Woman lighting candle.
Image by Michelle Nash

Nourish Your Body

When your body hits its limit with inadequate nutrition, stress takes over. And stress breaks the body down, burning through important nutrients to keep things humming along. In other words, diet and stress are a two-way street. To start, make sure you’re eating enough. Then, consider swapping some of your go-to packaged foods with whole, minimally processed alternatives—fruit, veggies, nuts, hard-boiled eggs, etc. After, slowly increase your fiber intake while lowering stimulants, like caffeine. A nourished body is better equipped to handle stress. Trust.

feta salad with white beans
Image by Suruchi Avasthi

Establish Supportive Habits

If we’re simply living on autopilot—out of touch with our body’s needs—our habits are likely doing more harm than good. Read: they’re causing stress. Therefore, this is a gentle nudge to identify potential habit shifts. This might mean finally dropping that toxic friendship. Or maybe, it’s adding a morning walk to your routine. Ultimately, to understand what is working for you, you have to pay attention to what isn’t. How to relieve stress requires supportive habits, and supportive habits are built from scratch.
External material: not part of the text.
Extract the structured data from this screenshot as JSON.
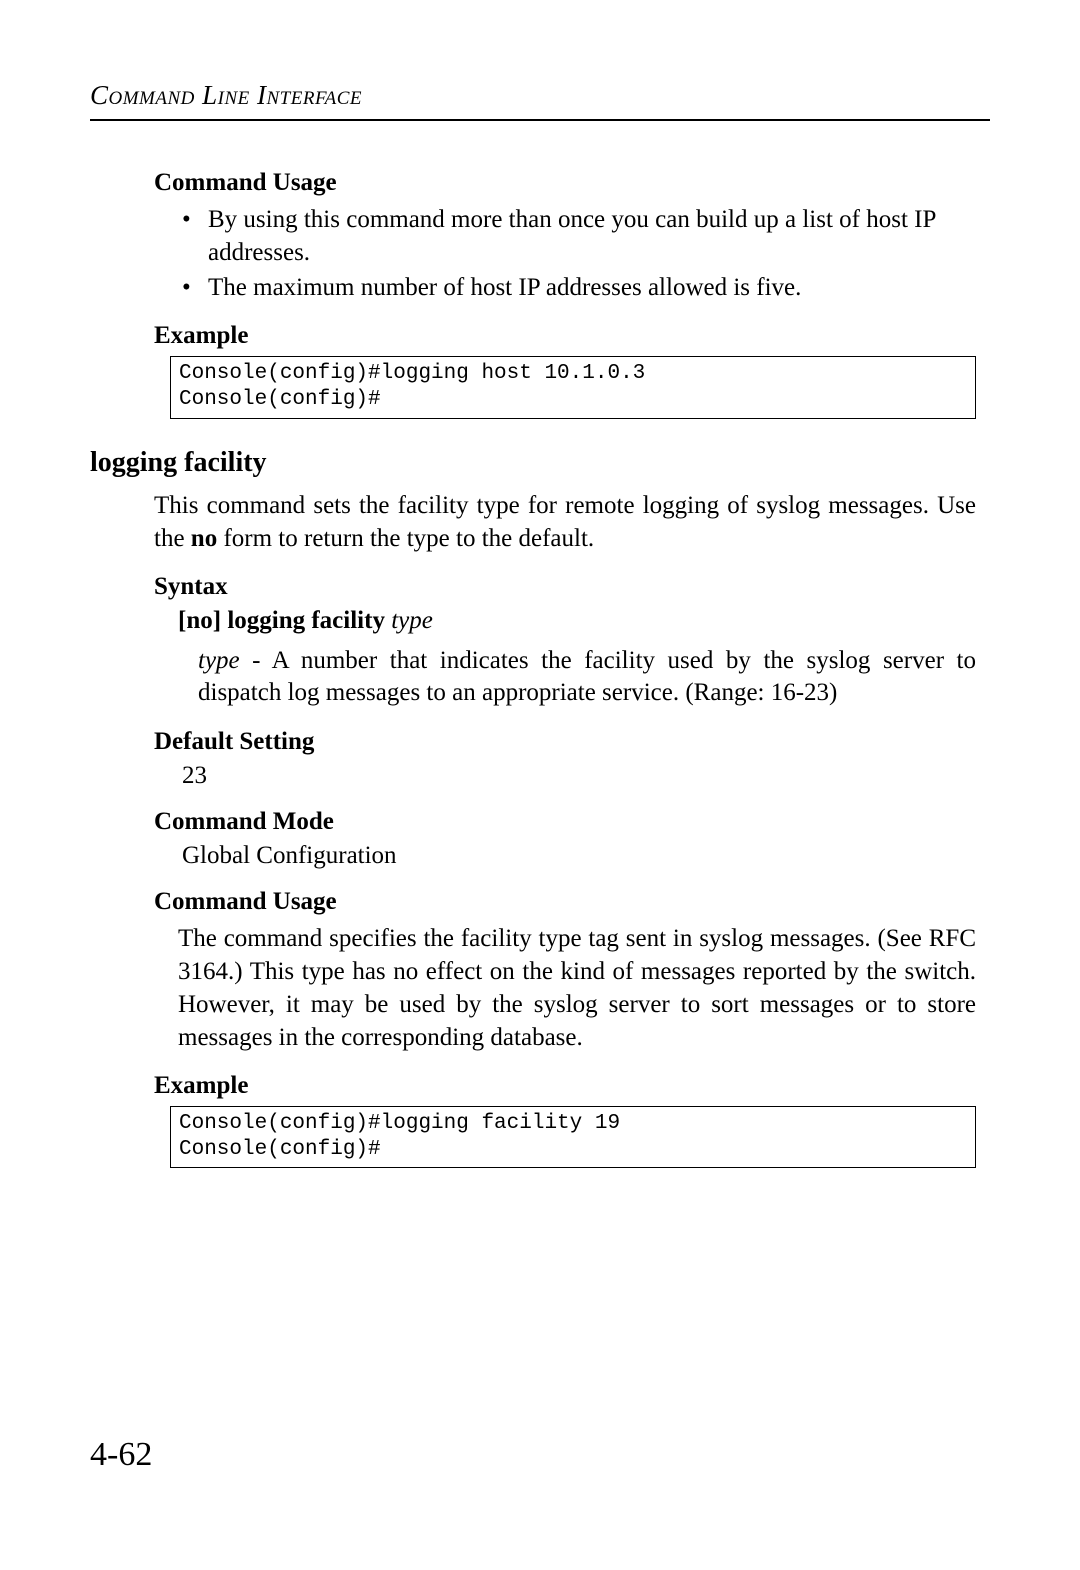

orange carrot cake with cream cheese frosting - camille baking / cooking in kitchen_how to relieve stress
Image by Michelle Nash

Creative Stress Relief Techniques

Now, let’s dive into the fun part—creative stress relief techniques! Yes, identifying your triggers, setting boundaries, nourishing your body, and shifting your habits are all important. But inner peace also comes from drawing outside the lines.

Artistic expression

Speaking of drawing outside the lines, don’t underestimate the power of painting, drawing, sculpting, or any form of artistic creation. These all serve as a therapeutic outlet to channel your emotions and release tension.

Soothe with music

Listening to—or creating—music can soothe your soul and reduce stress. Grab your guitar or simply have a dance party in your living room. Shake off that stagnant energy.

Mindful movement

Activities like yoga, tai chi, and sex (yes, sex) not only improve physical health but also promote mindfulness and relaxation. They help you reconnect with your body and breath.

Nature therapy

Of course, spending time in nature is a natural stress reliever. Go for a hike, have a picnic in the park, spend time in water (try a cold plunge!), or take a leisurely stroll to refresh your mind.

Find joy in the kitchen

Experimenting with new recipes in the kitchen can be a delightful way to relieve stress. Invite a friend over to make cookies, pizza, or spring rolls.

Go to a comedy show

Laughter releases endorphins (the body’s natural stress fighters). Be it a comedy show, funny movie, or hilarious podcast, give yourself the gift of laughter.